Dejando de lado sutilezas filosóficas, la noción de autorregulación de los mercados en cualquiera de sus versiones se ha defendido durante los últimos doscientos cincuenta años recurriendo a todo tipo de legitimaciones del sistema económico capitalista, y, postulando su independencia de los valores e instituciones del sistema político. Esa idea central del liberalismo, es rechazada por el republicanismo que aspira a encauzar las instituciones del capitalismo en el marco de las instituciones de la democracia, o lo que es bastante parecido, subordinar la justicia conmutativa que se practica en el sistema económico capitalista a la justicia distributiva que se predica en el sistema político democrático.
En las sociedades humanas operan estructuras de poder y sistemas de dominación. Estos sistemas de dominación responden a fines que son dictados por los dotados de poder, y ejercitados bajo diferentes sistemas de dominación.
Las estructuras de poder sustentan los sistemas de dominación. Las estructuras de poder están constituidas por las instituciones fundamentales de la sociedad. Las instituciones son hábitos de comportamiento social. A diferencia de las estructuras físicas o materiales inertes que “permanecen” mientras no aparezcan fuerzas mecánicas contrarrestantes que las modifiquen, las estructuras sociales se prolongan en el tiempo por la repetición habitual de comportamientos humanos. La habitualidad de las necesidades humanas de todo tipo, determina la habitualidad de comportamientos sociales orientados a satisfacerlas.
El poder transformador de la técnica

De hecho las estructuras de poder se han ido modificando a lo largo de la historia. El principal factor transformador ha sido la tecnología, es decir la técnica aplicada a los procesos productivos. Y la técnica es un fruto cultural de la creatividad humana. Por lo tanto no hay determinismos inexorables, ni leyes de evolución cuya dinámica determine la moralidad de los seres humanos. Los grandes saltos tecnológicos de la humanidad no responden a ninguna ley evolutiva y dependen de la creatividad humana. Aristóteles, predijo que cuando los instrumentos creados por el hombre, reemplacen totalmente el trabajo humano, e incluso se anticipen a los deseos de los hombres en su vida productiva o personal, entonces los amos no tendrán más necesidad de esclavos ni los capataces de trabajadores. Las implicaciones sociales, estructurales e históricas de esta “profecía” son enormes.

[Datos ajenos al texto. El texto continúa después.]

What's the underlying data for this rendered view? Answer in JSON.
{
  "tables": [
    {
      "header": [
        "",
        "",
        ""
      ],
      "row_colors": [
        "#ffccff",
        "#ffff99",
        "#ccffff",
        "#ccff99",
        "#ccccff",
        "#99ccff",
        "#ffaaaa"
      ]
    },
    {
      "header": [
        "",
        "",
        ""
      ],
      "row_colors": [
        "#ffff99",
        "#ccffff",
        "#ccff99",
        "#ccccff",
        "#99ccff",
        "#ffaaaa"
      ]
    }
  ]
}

El dogma de la autorregulación de los mercados capitalistas

El lucro como motor del proceso social en el sentido de la mano invisible de Adam Smith, podía ser, hasta cierto punto, más plausiblemente defendido y predicado respecto de mercados relativamente atomizados y competitivos, como los que existían a comienzos del siglo XVIII en los albores del capitalismo. En ellos, el mecanismo de la competencia autorregulaba en algún grado la asignación de los recursos. Cuanto más atomizado es un mercado mayor es la dispersión del poder entre quienes participan en él. Bajo esas condiciones, las asimetrías de poder económico no generan un significativo impacto social. Sin embargo ese tipo de mercado competitivo, en el que pensaba Adam Smith, ya no era la forma predominante a fines del siglo XIX, justo cuando fue idealizado y legitimado por los neoclásicos utilitaristas.

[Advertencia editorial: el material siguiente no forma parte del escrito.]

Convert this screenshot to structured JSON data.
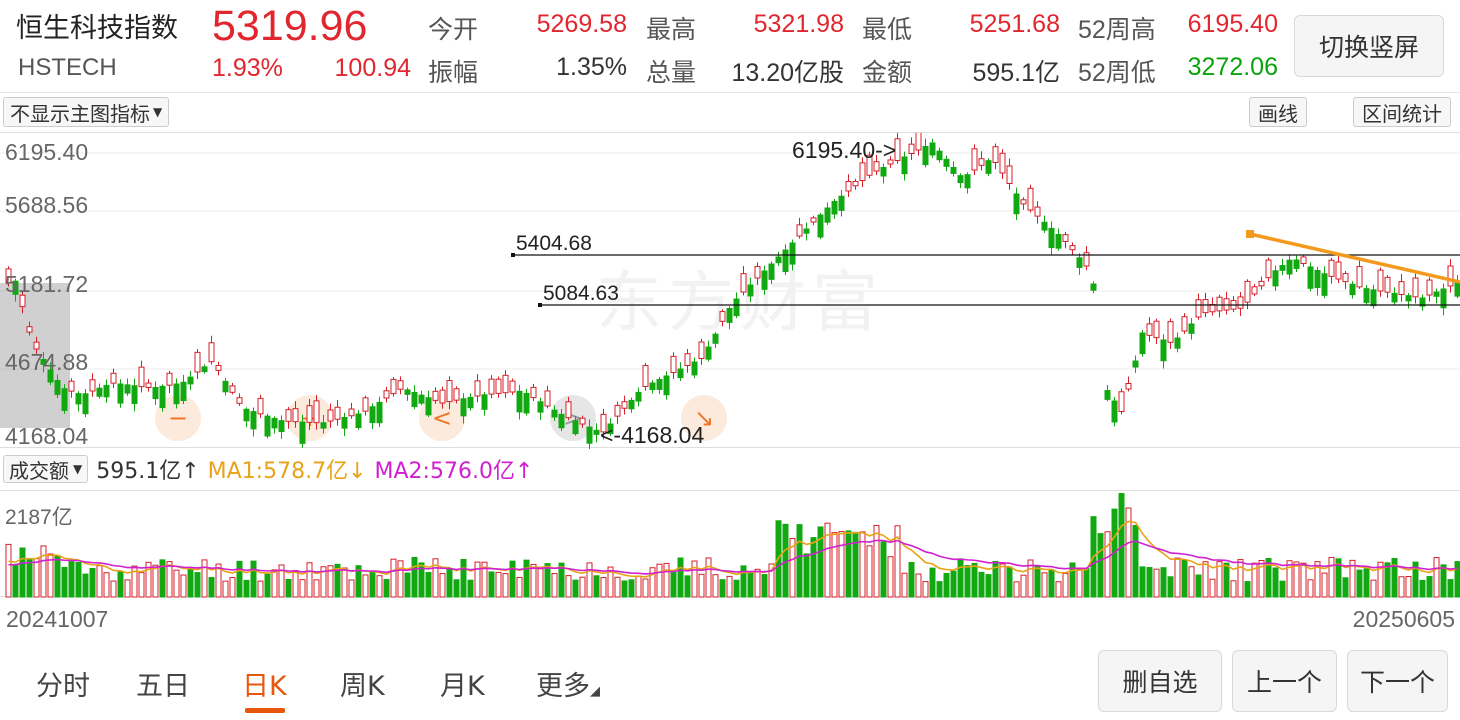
{
  "header": {
    "name": "恒生科技指数",
    "code": "HSTECH",
    "price": "5319.96",
    "change_pct": "1.93%",
    "change": "100.94",
    "stats": {
      "open_label": "今开",
      "open": "5269.58",
      "high_label": "最高",
      "high": "5321.98",
      "low_label": "最低",
      "low": "5251.68",
      "w52h_label": "52周高",
      "w52h": "6195.40",
      "amp_label": "振幅",
      "amp": "1.35%",
      "vol_label": "总量",
      "vol": "13.20亿股",
      "amt_label": "金额",
      "amt": "595.1亿",
      "w52l_label": "52周低",
      "w52l": "3272.06"
    },
    "switch_button": "切换竖屏"
  },
  "toolbar": {
    "indicator_dropdown": "不显示主图指标",
    "draw_line": "画线",
    "range_stats": "区间统计"
  },
  "main_chart": {
    "y_labels": [
      "6195.40",
      "5688.56",
      "5181.72",
      "4674.88",
      "4168.04"
    ],
    "high_marker": "6195.40->",
    "low_marker": "<-4168.04",
    "line1_label": "5404.68",
    "line2_label": "5084.63",
    "watermark": "东方财富",
    "colors": {
      "up": "#d4202a",
      "down": "#12a812",
      "trendline": "#f39a1e"
    }
  },
  "volume": {
    "dropdown": "成交额",
    "value": "595.1亿↑",
    "ma1": "MA1:578.7亿↓",
    "ma2": "MA2:576.0亿↑",
    "max_label": "2187亿",
    "colors": {
      "ma1": "#e8a317",
      "ma2": "#d020d0"
    }
  },
  "dates": {
    "start": "20241007",
    "end": "20250605"
  },
  "tabs": [
    "分时",
    "五日",
    "日K",
    "周K",
    "月K",
    "更多"
  ],
  "active_tab": "日K",
  "buttons": {
    "remove_watch": "删自选",
    "prev": "上一个",
    "next": "下一个"
  }
}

Ya a comienzos del siglo XX, el capitalismo era claramente oligopólico, como lo hicieron notar los economistas institucionalistas en Estados Unidos, y los herederos intelectuales de Marx en Europa. Finalmente, a fines del siglo XX, tras la revolución de las tecnologías de la información y de la comunicación (TIC), el capital oligopolista se transnacionalizó y se globalizó. Conviene examinar esquemáticamente este proceso histórico de transformación desde el capitalismo fundado en empresas competitivas, hasta las formas posteriores del capitalismo, oligopólico, primero, y globalizado después.